第三者を介入させることで、これまで硬直していた話し合いが進展することも期待できます。
弁護士に相談して代理人となってもらう
弁護士に法廷代理人を依頼する訳ではありません。あくまでも第三者を介入させて話し合いのテーブルを設けることが狙いの方法といえます。
また弁護士をあなたの代理人として家主と直接交渉を持ちかけることも早期解決への手段の1つです。
国の機関に相談する
「国民生活センター」「消費生活センター」「法テラス」といった機関でも敷金トラブルの相談をうけつけてくれます。これらの機関に相談するのは無料ですので、ぜひ利用したい機関です。
場合によっては、民事調停や弁護士の斡旋なども手配してくれますし、裁判費用などの貸し付けも行っています。
弁護士会の紛争解決センターを利用する
全国の都道府県には弁護士会がありますが、その多くで紛争解決センターが設置されています。これは、裁判をするまでもないような民事紛争を弁護士を交え、話し合いなどの解決・示談方法をサポートしてくれます。
経験豊富な弁護士が紛争解決のためにプロの視点から話し合いをしっかりサポートしてくれるので非常に話し合いがスムーズに進みます。
民事調停
簡易裁判所で行われる当事者同士の話し合いによる解決をめざすのが「民事調停」です。基本的には調停委員と呼ばれる人を中心に当事者同士の話し合いを進めていくのが民事調停です。弁護士会の紛争解決センターと似ていますが、基本的には仲介人が弁護士か調停委員かという違いだと思って良いでしょう。
基本的には当事者同士が顔を合わせて話し合いを行う訳ではなく、調停委員がお互いの言い分を聞き、妥協点や示談に向けた話し合いを進めていくようになり、合意点が見つかった時点で調停証書を作成するという流れになります。
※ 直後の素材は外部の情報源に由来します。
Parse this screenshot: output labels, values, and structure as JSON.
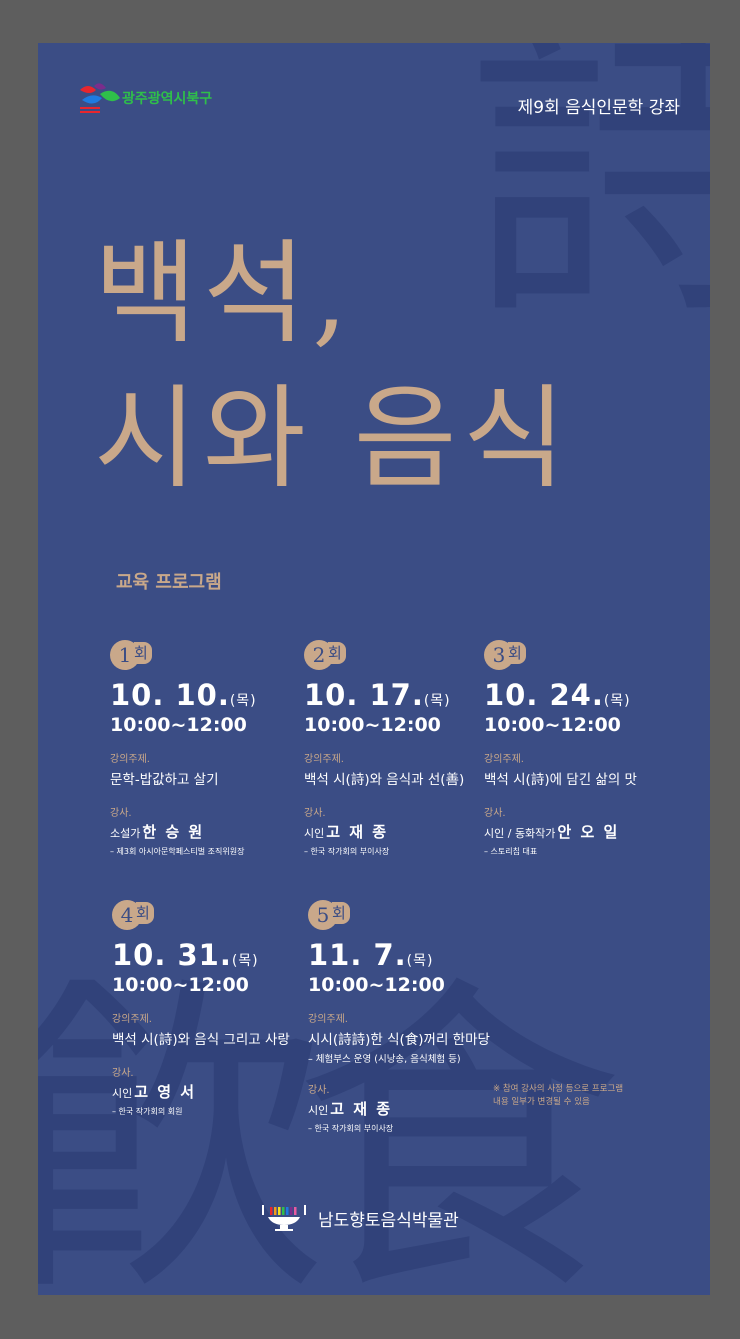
{
  "deco_glyphs": {
    "poem": "詩",
    "eat1": "飮",
    "eat2": "食"
  },
  "logo": {
    "text": "광주광역시북구",
    "icon": "gwangju-bukgu-logo-icon",
    "color": "#2fbf4a"
  },
  "series": "제9회 음식인문학 강좌",
  "title": {
    "line1": "백석,",
    "line2": "시와 음식",
    "color": "#c9a88a"
  },
  "program_label": "교육 프로그램",
  "sessions": [
    {
      "num": "1",
      "unit": "회",
      "date": "10. 10.",
      "day": "(목)",
      "time": "10:00~12:00",
      "topic_label": "강의주제.",
      "topic": "문학-밥값하고 살기",
      "topic_note": "",
      "lecturer_label": "강사.",
      "lecturer_role": "소설가",
      "lecturer_name": "한 승 원",
      "lecturer_note": "– 제3회 아시아문학페스티벌 조직위원장"
    },
    {
      "num": "2",
      "unit": "회",
      "date": "10. 17.",
      "day": "(목)",
      "time": "10:00~12:00",
      "topic_label": "강의주제.",
      "topic": "백석 시(詩)와 음식과 선(善)",
      "topic_note": "",
      "lecturer_label": "강사.",
      "lecturer_role": "시인",
      "lecturer_name": "고 재 종",
      "lecturer_note": "– 한국 작가회의 부이사장"
    },
    {
      "num": "3",
      "unit": "회",
      "date": "10. 24.",
      "day": "(목)",
      "time": "10:00~12:00",
      "topic_label": "강의주제.",
      "topic": "백석 시(詩)에 담긴 삶의 맛",
      "topic_note": "",
      "lecturer_label": "강사.",
      "lecturer_role": "시인 / 동화작가",
      "lecturer_name": "안 오 일",
      "lecturer_note": "– 스토리칩 대표"
    },
    {
      "num": "4",
      "unit": "회",
      "date": "10. 31.",
      "day": "(목)",
      "time": "10:00~12:00",
      "topic_label": "강의주제.",
      "topic": "백석 시(詩)와 음식 그리고 사랑",
      "topic_note": "",
      "lecturer_label": "강사.",
      "lecturer_role": "시인",
      "lecturer_name": "고 영 서",
      "lecturer_note": "– 한국 작가회의 회원"
    },
    {
      "num": "5",
      "unit": "회",
      "date": "11. 7.",
      "day": "(목)",
      "time": "10:00~12:00",
      "topic_label": "강의주제.",
      "topic": "시시(詩詩)한 식(食)꺼리 한마당",
      "topic_note": "– 체험부스 운영 (시낭송, 음식체험 등)",
      "lecturer_label": "강사.",
      "lecturer_role": "시인",
      "lecturer_name": "고 재 종",
      "lecturer_note": "– 한국 작가회의 부이사장"
    }
  ],
  "notice": {
    "line1": "※ 참여 강사의 사정 등으로 프로그램",
    "line2": "내용 일부가 변경될 수 있음"
  },
  "footer": {
    "text": "남도향토음식박물관",
    "icon": "museum-logo-icon"
  },
  "colors": {
    "background": "#3b4d85",
    "accent": "#c9a88a",
    "outer": "#5e5e5e"
  }
}
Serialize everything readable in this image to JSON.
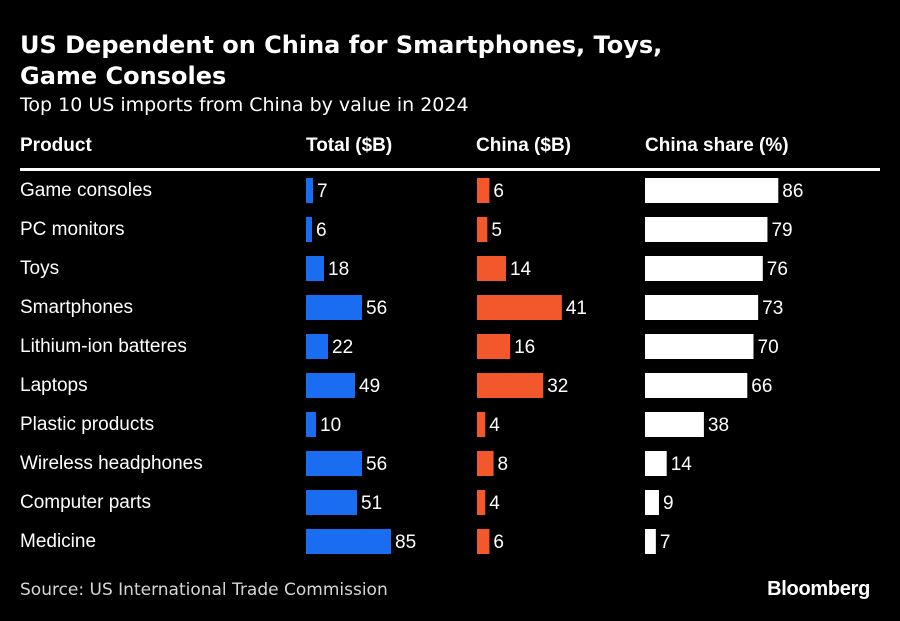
{
  "title": "US Dependent on China for Smartphones, Toys, Game Consoles",
  "subtitle": "Top 10 US imports from China by value in 2024",
  "source": "Source: US International Trade Commission",
  "brand": "Bloomberg",
  "colors": {
    "total": "#1a6cf0",
    "china": "#f2582b",
    "share": "#ffffff",
    "background": "#000000"
  },
  "chart_data": {
    "type": "table",
    "columns": [
      "Product",
      "Total ($B)",
      "China ($B)",
      "China share (%)"
    ],
    "rows": [
      {
        "product": "Game consoles",
        "total": 7,
        "china": 6,
        "share": 86
      },
      {
        "product": "PC monitors",
        "total": 6,
        "china": 5,
        "share": 79
      },
      {
        "product": "Toys",
        "total": 18,
        "china": 14,
        "share": 76
      },
      {
        "product": "Smartphones",
        "total": 56,
        "china": 41,
        "share": 73
      },
      {
        "product": "Lithium-ion batteres",
        "total": 22,
        "china": 16,
        "share": 70
      },
      {
        "product": "Laptops",
        "total": 49,
        "china": 32,
        "share": 66
      },
      {
        "product": "Plastic products",
        "total": 10,
        "china": 4,
        "share": 38
      },
      {
        "product": "Wireless headphones",
        "total": 56,
        "china": 8,
        "share": 14
      },
      {
        "product": "Computer parts",
        "total": 51,
        "china": 4,
        "share": 9
      },
      {
        "product": "Medicine",
        "total": 85,
        "china": 6,
        "share": 7
      }
    ]
  }
}
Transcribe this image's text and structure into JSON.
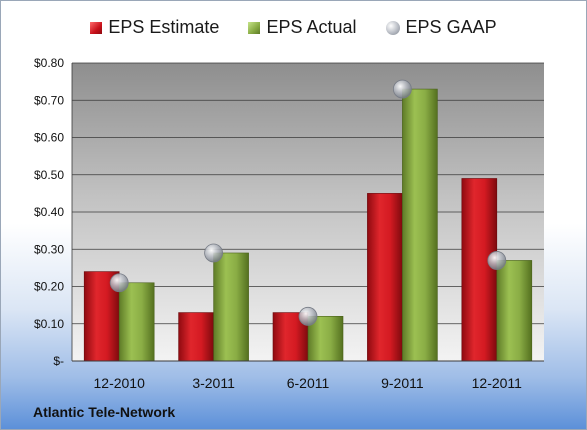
{
  "company": "Atlantic Tele-Network",
  "chart_data": {
    "type": "bar",
    "categories": [
      "12-2010",
      "3-2011",
      "6-2011",
      "9-2011",
      "12-2011"
    ],
    "series": [
      {
        "name": "EPS Estimate",
        "type": "bar",
        "color": "#c8101a",
        "values": [
          0.24,
          0.13,
          0.13,
          0.45,
          0.49
        ]
      },
      {
        "name": "EPS Actual",
        "type": "bar",
        "color": "#86a942",
        "values": [
          0.21,
          0.29,
          0.12,
          0.73,
          0.27
        ]
      },
      {
        "name": "EPS GAAP",
        "type": "scatter",
        "color": "#a9adb5",
        "values": [
          0.21,
          0.29,
          0.12,
          0.73,
          0.27
        ]
      }
    ],
    "ylim": [
      0,
      0.8
    ],
    "yticks": [
      0,
      0.1,
      0.2,
      0.3,
      0.4,
      0.5,
      0.6,
      0.7,
      0.8
    ],
    "ytick_labels": [
      "$-",
      "$0.10",
      "$0.20",
      "$0.30",
      "$0.40",
      "$0.50",
      "$0.60",
      "$0.70",
      "$0.80"
    ],
    "grid": true,
    "legend_position": "top"
  }
}
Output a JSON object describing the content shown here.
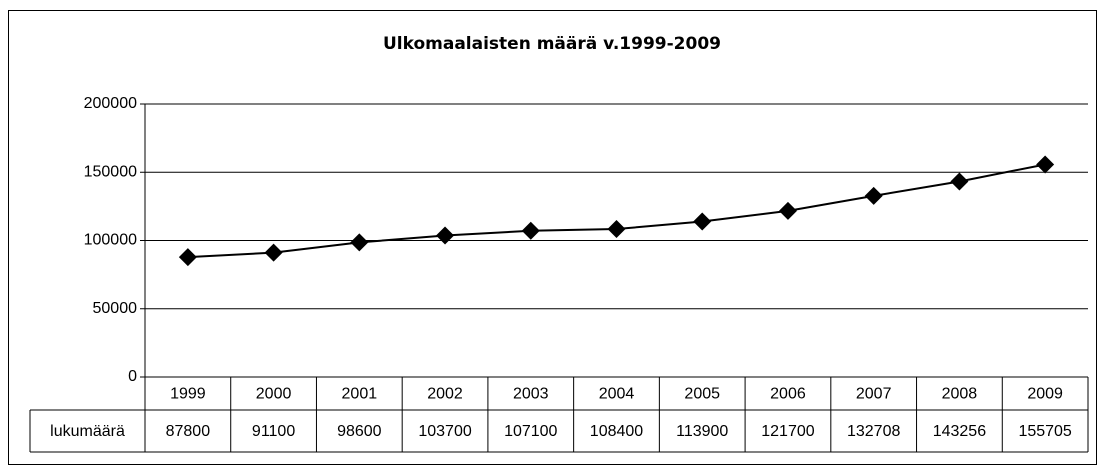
{
  "chart_data": {
    "type": "line",
    "title": "Ulkomaalaisten määrä v.1999-2009",
    "categories": [
      "1999",
      "2000",
      "2001",
      "2002",
      "2003",
      "2004",
      "2005",
      "2006",
      "2007",
      "2008",
      "2009"
    ],
    "series": [
      {
        "name": "lukumäärä",
        "color": "#000000",
        "values": [
          87800,
          91100,
          98600,
          103700,
          107100,
          108400,
          113900,
          121700,
          132708,
          143256,
          155705
        ]
      }
    ],
    "ylim": [
      0,
      200000
    ],
    "yticks": [
      0,
      50000,
      100000,
      150000,
      200000
    ],
    "grid": true,
    "marker": "diamond"
  }
}
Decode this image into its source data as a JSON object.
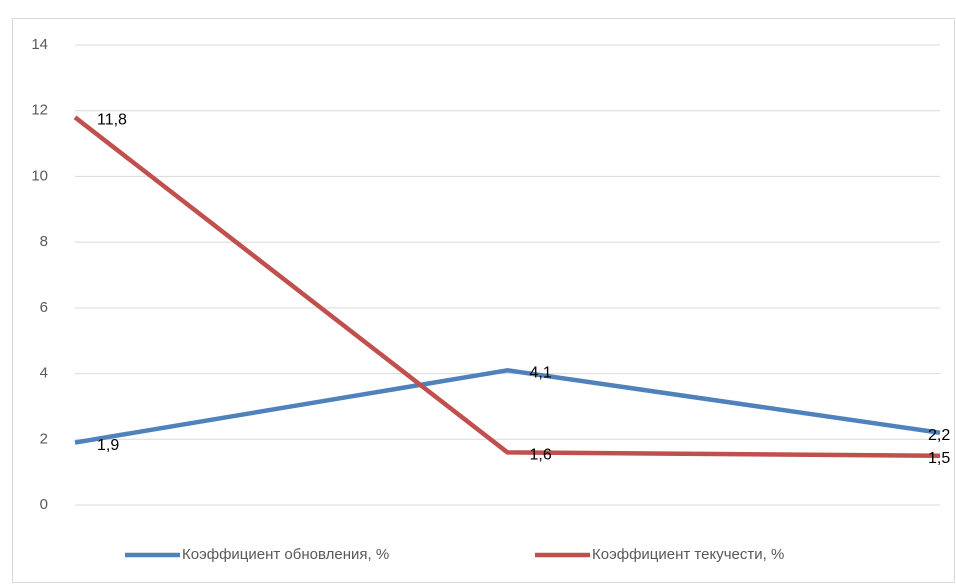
{
  "chart_data": {
    "type": "line",
    "categories": [
      null,
      null,
      null
    ],
    "series": [
      {
        "name": "Коэффициент обновления, %",
        "color": "#4f81bd",
        "values": [
          1.9,
          4.1,
          2.2
        ],
        "value_labels": [
          "1,9",
          "4,1",
          "2,2"
        ]
      },
      {
        "name": "Коэффициент текучести, %",
        "color": "#c0504d",
        "values": [
          11.8,
          1.6,
          1.5
        ],
        "value_labels": [
          "11,8",
          "1,6",
          "1,5"
        ]
      }
    ],
    "ylim": [
      0,
      14
    ],
    "yticks": [
      0,
      2,
      4,
      6,
      8,
      10,
      12,
      14
    ],
    "grid": true,
    "legend": "bottom"
  }
}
この調停できまった内容を守らなかった場合には、強制執行などの手続きへと移行することが可能になります。30万円ほどの敷金トラブルであれば、費用も3000円くらいで済みますので非常にお手軽です。
支払い督促
支払い督促は簡易裁判所でおこないます。債権者(入居者)の申立てを受け簡易裁判所が申立て理由が適正と判断した場合に債務者(家主)へ支払いの督促を行う手続きのことです。
この督促を債務者(家主)が受け取って2週間以内に異議の申し立てを行わない場合には、その日から30日以内に「仮執行宣言」を付けることができ、その内容に基づき強制執行の申立てを行うことができるという手続きです。
つまり、法的な手段として債務者(家主)から敷金の返還を強制的に行えるという訳です。
少額訴訟
「少額訴訟」は60万円以下の金銭トラブルなど時に用いられる裁判方法の1つです。一般的な裁判と違い、簡易裁判所で行われます。
通常の裁判のように数ヶ月かけて法廷で争う必要もなく、大抵の場合は1日、たった1回の審理で結審しますので、非常にスピーディに解決します。
費用も10000円以内で収まりますので、費用面でも期間面でも重宝されています。敷金トラブルに用いられる法廷闘争の大半はこの「少額訴訟」だと思って良いでしょう。
ただし、相手側から通常裁判でも審理を求められると通常裁判で審理されることになりますので注意してください。
民事訴訟
「民事訴訟」とは、いわゆる一般的な裁判だと思ってください。それなりの時間も費用も必要になりますし、相手側が弁護士などを立ててくることも予想できます。
また、的確な証拠品や明確な理由などを細かく検証していくことになりますので、証拠や的確な指摘部分を細かくまとめておく必要があります。
一般的に敷金トラブルが民事訴訟にまで発展するケースは非常にまれですが、絶対に無いとは言えませんので、多少なりとも知識を身につけておく必要があります。
このように敷金トラブルの解決方法にはいろいろな方法がありますが、当事者同士の話し合いで解決するのが1番得策です。「敷金全額を絶対に取り戻してやる」とやっきにならずに、お互いがある程度の譲歩をすることも重要です。
ある程度の妥協点を最初に決めておくのもスムーズに話し合いを解決する手段の1つだと思います。